My first-ever red-carpet interview was with Ryan Seacrest — THE host of all hosts. I was so overwhelmed by his presence I remember very little about the interview, so thank goodness there’s footage (laughs)! But I learned through that experience how important it is to establish rapport, develop authentic interaction, and to create a comfortable space for you and your interviewee, even if it’s just for a few minutes. It’s since been the foundation for how I approach interviewing.
None of us are able to achieve success without some help along the way. Is there a particular person who you are grateful towards who helped get you to where you are?
While there have been innumerable friends, industry contacts, mentors, and strangers cheering me on, I owe so much to those early interviews and USA Today for having faith I could conduct them. Those experiences shaped me and I’m grateful.
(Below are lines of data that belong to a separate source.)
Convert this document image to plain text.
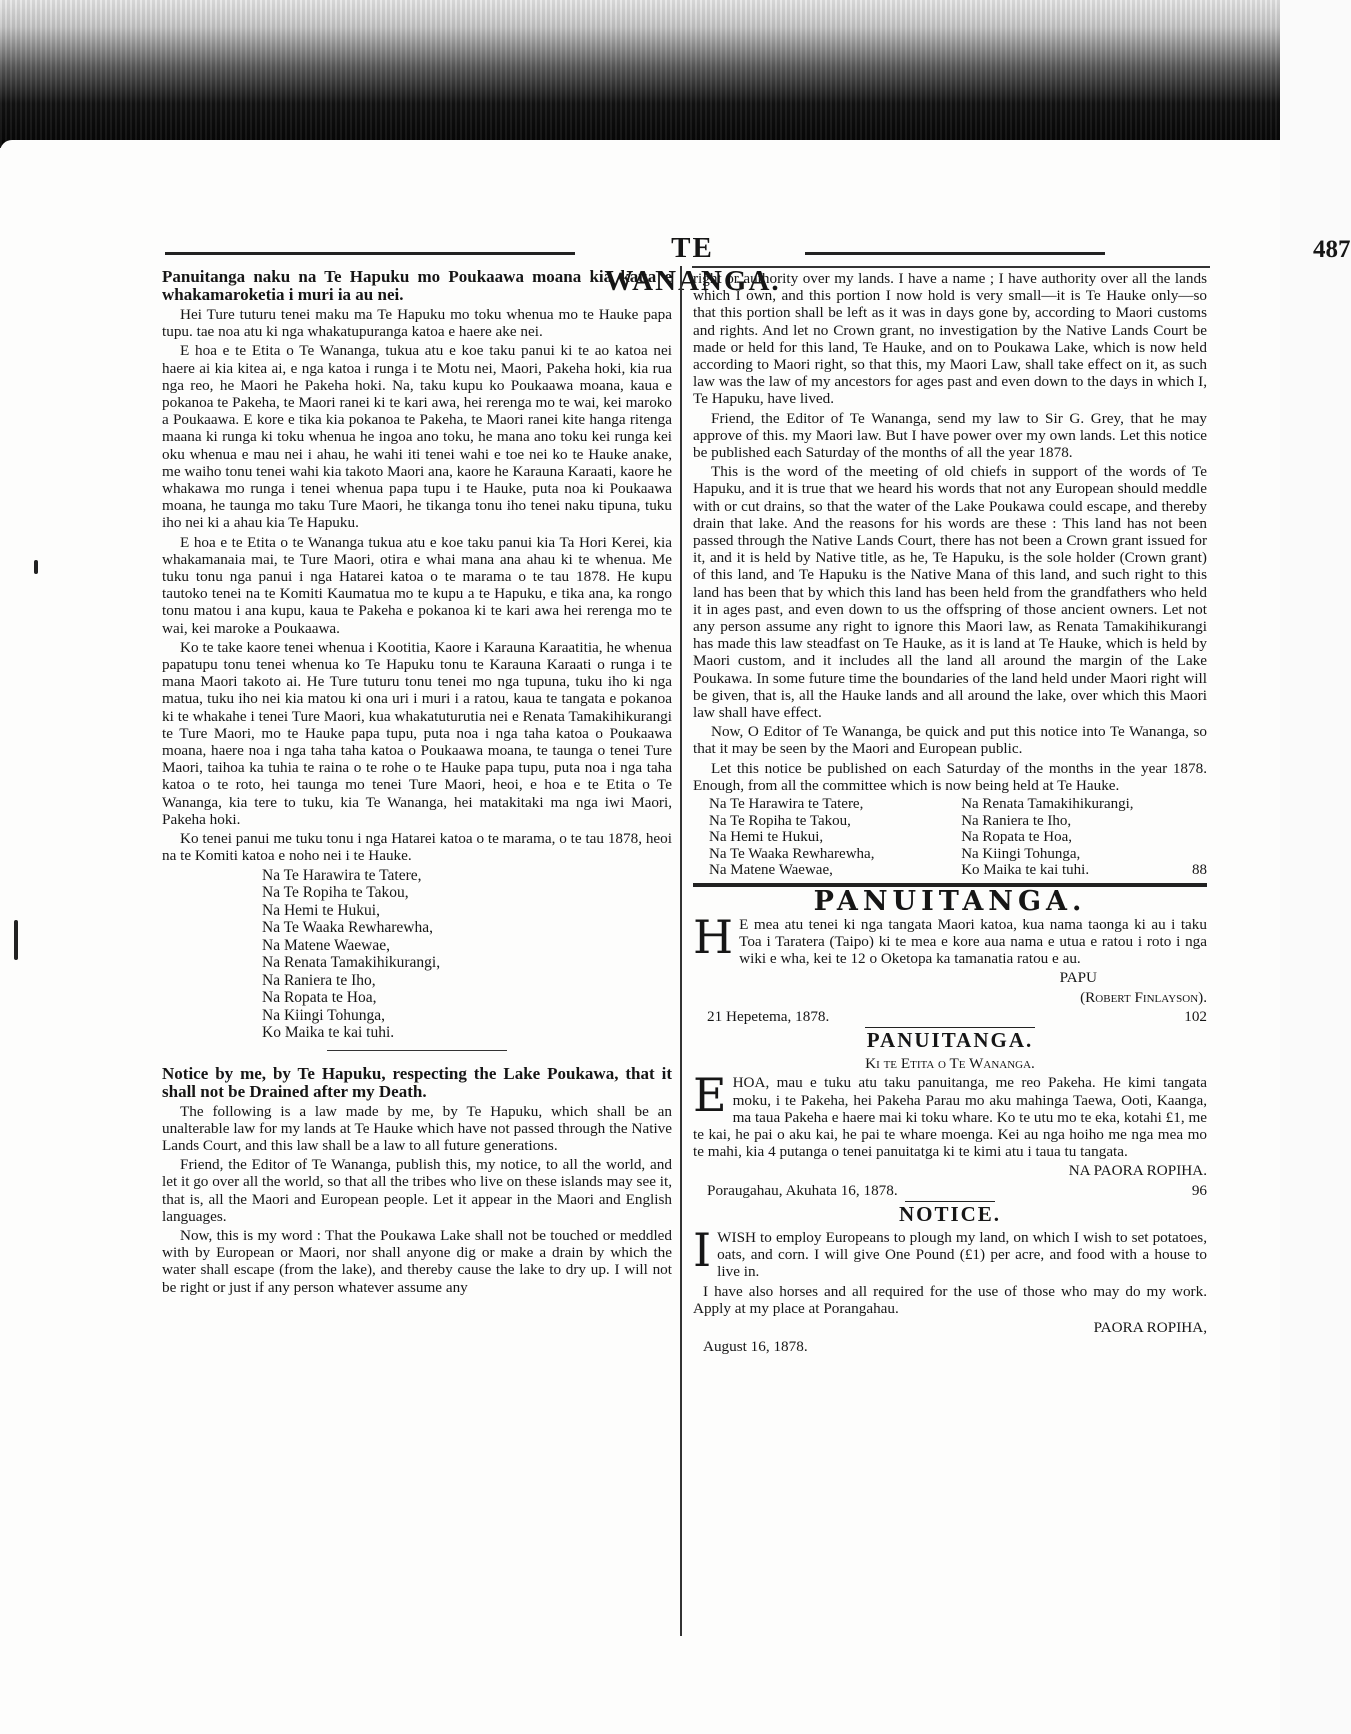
TE WANANGA.
487

Panuitanga naku na Te Hapuku mo Poukaawa moana kia kaua e whakamaroketia i muri ia au nei.

Hei Ture tuturu tenei maku ma Te Hapuku mo toku whenua mo te Hauke papa tupu. tae noa atu ki nga whakatupuranga katoa e haere ake nei.

E hoa e te Etita o Te Wananga, tukua atu e koe taku panui ki te ao katoa nei haere ai kia kitea ai, e nga katoa i runga i te Motu nei, Maori, Pakeha hoki, kia rua nga reo, he Maori he Pakeha hoki. Na, taku kupu ko Poukaawa moana, kaua e pokanoa te Pakeha, te Maori ranei ki te kari awa, hei rerenga mo te wai, kei maroko a Poukaawa. E kore e tika kia pokanoa te Pakeha, te Maori ranei kite hanga ritenga maana ki runga ki toku whenua he ingoa ano toku, he mana ano toku kei runga kei oku whenua e mau nei i ahau, he wahi iti tenei wahi e toe nei ko te Hauke anake, me waiho tonu tenei wahi kia takoto Maori ana, kaore he Karauna Karaati, kaore he whakawa mo runga i tenei whenua papa tupu i te Hauke, puta noa ki Poukaawa moana, he taunga mo taku Ture Maori, he tikanga tonu iho tenei naku tipuna, tuku iho nei ki a ahau kia Te Hapuku.

E hoa e te Etita o te Wananga tukua atu e koe taku panui kia Ta Hori Kerei, kia whakamanaia mai, te Ture Maori, otira e whai mana ana ahau ki te whenua. Me tuku tonu nga panui i nga Hatarei katoa o te marama o te tau 1878. He kupu tautoko tenei na te Komiti Kaumatua mo te kupu a te Hapuku, e tika ana, ka rongo tonu matou i ana kupu, kaua te Pakeha e pokanoa ki te kari awa hei rerenga mo te wai, kei maroke a Poukaawa.

Ko te take kaore tenei whenua i Kootitia, Kaore i Karauna Karaatitia, he whenua papatupu tonu tenei whenua ko Te Hapuku tonu te Karauna Karaati o runga i te mana Maori takoto ai. He Ture tuturu tonu tenei mo nga tupuna, tuku iho ki nga matua, tuku iho nei kia matou ki ona uri i muri i a ratou, kaua te tangata e pokanoa ki te whakahe i tenei Ture Maori, kua whakatuturutia nei e Renata Tamakihikurangi te Ture Maori, mo te Hauke papa tupu, puta noa i nga taha katoa o Poukaawa moana, haere noa i nga taha taha katoa o Poukaawa moana, te taunga o tenei Ture Maori, taihoa ka tuhia te raina o te rohe o te Hauke papa tupu, puta noa i nga taha katoa o te roto, hei taunga mo tenei Ture Maori, heoi, e hoa e te Etita o Te Wananga, kia tere to tuku, kia Te Wananga, hei matakitaki ma nga iwi Maori, Pakeha hoki.

Ko tenei panui me tuku tonu i nga Hatarei katoa o te marama, o te tau 1878, heoi na te Komiti katoa e noho nei i te Hauke.

Na Te Harawira te Tatere,
Na Te Ropiha te Takou,
Na Hemi te Hukui,
Na Te Waaka Rewharewha,
Na Matene Waewae,
Na Renata Tamakihikurangi,
Na Raniera te Iho,
Na Ropata te Hoa,
Na Kiingi Tohunga,
Ko Maika te kai tuhi.

Notice by me, by Te Hapuku, respecting the Lake Poukawa, that it shall not be Drained after my Death.

The following is a law made by me, by Te Hapuku, which shall be an unalterable law for my lands at Te Hauke which have not passed through the Native Lands Court, and this law shall be a law to all future generations.

Friend, the Editor of Te Wananga, publish this, my notice, to all the world, and let it go over all the world, so that all the tribes who live on these islands may see it, that is, all the Maori and European people. Let it appear in the Maori and English languages.

Now, this is my word : That the Poukawa Lake shall not be touched or meddled with by European or Maori, nor shall anyone dig or make a drain by which the water shall escape (from the lake), and thereby cause the lake to dry up. I will not be right or just if any person whatever assume any

right or authority over my lands. I have a name ; I have authority over all the lands which I own, and this portion I now hold is very small—it is Te Hauke only—so that this portion shall be left as it was in days gone by, according to Maori customs and rights. And let no Crown grant, no investigation by the Native Lands Court be made or held for this land, Te Hauke, and on to Poukawa Lake, which is now held according to Maori right, so that this, my Maori Law, shall take effect on it, as such law was the law of my ancestors for ages past and even down to the days in which I, Te Hapuku, have lived.

Friend, the Editor of Te Wananga, send my law to Sir G. Grey, that he may approve of this. my Maori law. But I have power over my own lands. Let this notice be published each Saturday of the months of all the year 1878.

This is the word of the meeting of old chiefs in support of the words of Te Hapuku, and it is true that we heard his words that not any European should meddle with or cut drains, so that the water of the Lake Poukawa could escape, and thereby drain that lake. And the reasons for his words are these : This land has not been passed through the Native Lands Court, there has not been a Crown grant issued for it, and it is held by Native title, as he, Te Hapuku, is the sole holder (Crown grant) of this land, and Te Hapuku is the Native Mana of this land, and such right to this land has been that by which this land has been held from the grandfathers who held it in ages past, and even down to us the offspring of those ancient owners. Let not any person assume any right to ignore this Maori law, as Renata Tamakihikurangi has made this law steadfast on Te Hauke, as it is land at Te Hauke, which is held by Maori custom, and it includes all the land all around the margin of the Lake Poukawa. In some future time the boundaries of the land held under Maori right will be given, that is, all the Hauke lands and all around the lake, over which this Maori law shall have effect.

Now, O Editor of Te Wananga, be quick and put this notice into Te Wananga, so that it may be seen by the Maori and European public.

Let this notice be published on each Saturday of the months in the year 1878. Enough, from all the committee which is now being held at Te Hauke.

Na Te Harawira te Tatere,	Na Renata Tamakihikurangi,
Na Te Ropiha te Takou,	Na Raniera te Iho,
Na Hemi te Hukui,	Na Ropata te Hoa,
Na Te Waaka Rewharewha,	Na Kiingi Tohunga,
Na Matene Waewae,	Ko Maika te kai tuhi. 88
PANUITANGA.

H E mea atu tenei ki nga tangata Maori katoa, kua nama taonga ki au i taku Toa i Taratera (Taipo) ki te mea e kore aua nama e utua e ratou i roto i nga wiki e wha, kei te 12 o Oketopa ka tamanatia ratou e au.

PAPU

(Robert Finlayson).

21 Hepetema, 1878.	102
PANUITANGA.

Ki te Etita o Te Wananga.

EHOA, mau e tuku atu taku panuitanga, me reo Pakeha. He kimi tangata moku, i te Pakeha, hei Pakeha Parau mo aku mahinga Taewa, Ooti, Kaanga, ma taua Pakeha e haere mai ki toku whare. Ko te utu mo te eka, kotahi £1, me te kai, he pai o aku kai, he pai te whare moenga. Kei au nga hoiho me nga mea mo te mahi, kia 4 putanga o tenei panuitatga ki te kimi atu i taua tu tangata.

NA PAORA ROPIHA.

Poraugahau, Akuhata 16, 1878.	96
NOTICE.

IWISH to employ Europeans to plough my land, on which I wish to set potatoes, oats, and corn. I will give One Pound (£1) per acre, and food with a house to live in.

I have also horses and all required for the use of those who may do my work. Apply at my place at Porangahau.

PAORA ROPIHA,

August 16, 1878.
Hilary, Sam Alex, and Dolly Parton
Who do you aspire to be like one day?
While I look to many for influence and inspiration, the only person I can strive to be is the best version of myself. It’s the only goal I can actually achieve.
What are your 5 things you wish someone would have told you when you graduated college?
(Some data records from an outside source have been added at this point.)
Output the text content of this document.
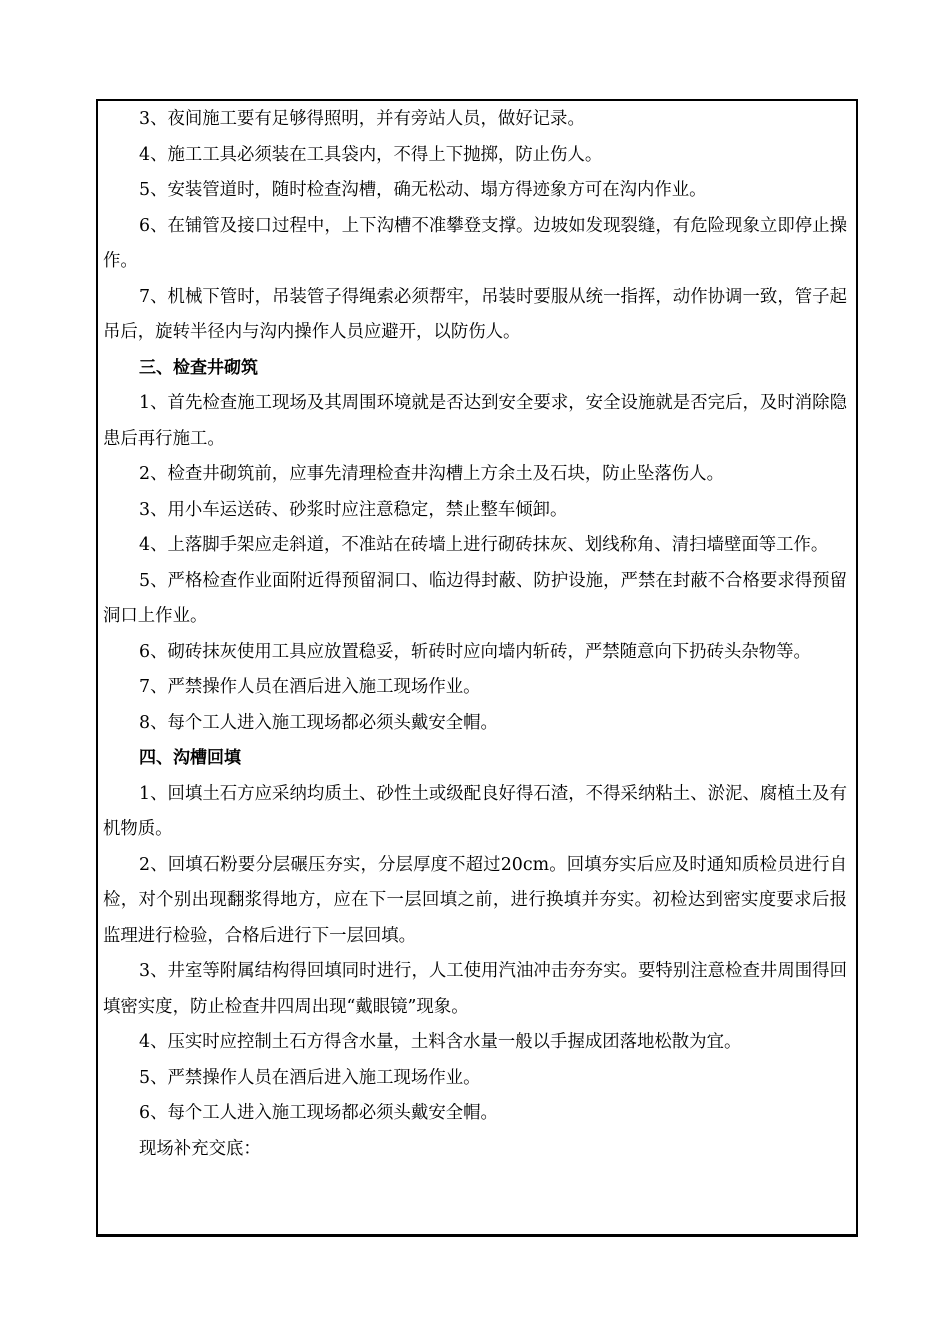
3、夜间施工要有足够得照明，并有旁站人员，做好记录。

4、施工工具必须装在工具袋内，不得上下抛掷，防止伤人。

5、安装管道时，随时检查沟槽，确无松动、塌方得迹象方可在沟内作业。

6、在铺管及接口过程中，上下沟槽不准攀登支撑。边坡如发现裂缝，有危险现象立即停止操作。

7、机械下管时，吊装管子得绳索必须帮牢，吊装时要服从统一指挥，动作协调一致，管子起吊后，旋转半径内与沟内操作人员应避开，以防伤人。

三、检查井砌筑

1、首先检查施工现场及其周围环境就是否达到安全要求，安全设施就是否完后，及时消除隐患后再行施工。

2、检查井砌筑前，应事先清理检查井沟槽上方余土及石块，防止坠落伤人。

3、用小车运送砖、砂浆时应注意稳定，禁止整车倾卸。

4、上落脚手架应走斜道，不准站在砖墙上进行砌砖抹灰、划线称角、清扫墙壁面等工作。

5、严格检查作业面附近得预留洞口、临边得封蔽、防护设施，严禁在封蔽不合格要求得预留洞口上作业。

6、砌砖抹灰使用工具应放置稳妥，斩砖时应向墙内斩砖，严禁随意向下扔砖头杂物等。

7、严禁操作人员在酒后进入施工现场作业。

8、每个工人进入施工现场都必须头戴安全帽。

四、沟槽回填

1、回填土石方应采纳均质土、砂性土或级配良好得石渣，不得采纳粘土、淤泥、腐植土及有机物质。

2、回填石粉要分层碾压夯实，分层厚度不超过20cm。回填夯实后应及时通知质检员进行自检，对个别出现翻浆得地方，应在下一层回填之前，进行换填并夯实。初检达到密实度要求后报监理进行检验，合格后进行下一层回填。

3、井室等附属结构得回填同时进行，人工使用汽油冲击夯夯实。要特别注意检查井周围得回填密实度，防止检查井四周出现“戴眼镜”现象。

4、压实时应控制土石方得含水量，土料含水量一般以手握成团落地松散为宜。

5、严禁操作人员在酒后进入施工现场作业。

6、每个工人进入施工现场都必须头戴安全帽。

现场补充交底：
1. Embrace what makes you different. In high school, I was teased constantly by my peers for my ‘model walk’. I didn’t know how to walk any other way and I was embarrassed to learn I was different somehow. It wouldn’t be until years later, when I was hired by haute couture designers to walk in fashion shows that I realized my natural gait was an asset. Wield the power of your weird!
2. Bad things will happen to you and that’s okay. No-one gets through life without challenges, let-downs, trauma, and failures. It’s how we navigate these negative experiences that shape our character. It’s often when we resist the struggles that we get stuck in a victim mentality of, “why me,” and experience suffering. Anticipate obstacles and grow from them.
3. If something scares you, do it. Aside from common sense dangers, most of the things we fear in life are based around unknown outcomes. We often refuse to leave jobs, cities, countries, toxic friend groups, and relationships because we don’t know what awaits us on the other end. We’d rather stay where we know the outcome, even if it means we’re unhappy. Take the leap, in spite of the fear.
4. You’ll more likely regret the things you didn’t try than the things you did. If something excites your soul, even if it seems totally out of your norm, go for it! The worst that’s going to happen is you’ll have a great story to tell later on. Having a funny story is MUCH better than a lingering regret.
Hilary with Napoleon Wrasse, GBR
5. How you choose to define yourself will change. I used to think that I needed to be an expert at just one thing and that one thing would define my career. Turns out, having a broad skill set allowed me to better adapt to my constantly changing environments and make me less afraid to go after what I want. You can be a burn survivor, beauty queen, world traveler, writer, and on-camera host all in one lifetime… and it will be fun.
Hilary Feeding Marina
You’re ending this year with new adventures, including developing a podcast series. What sparked this new venture?
Most of my successes and opportunities have been forged out of adversity and I know that story is not unique to me. I’m passionate about engaging authentic conversations and inspiring others, so I’m looking forward to sharing the tumultuous journeys of high-profile role models in this new medium. Stay tuned!
Some of the biggest names in Business, VC funding, Sports, and Entertainment read this column. Is there a person in the world, or in the US whom you would love to have a private breakfast or lunch with, and why? He or she might just see this. :-)
When I was travel blogging, I was given a unique opportunity to live with The Firewalkers in Fiji. I heard a great deal from the tribe about Tony Robbins and his time living with them. He’s one of my core role models and I strive to motivate, inspire, and empower others as he’s done.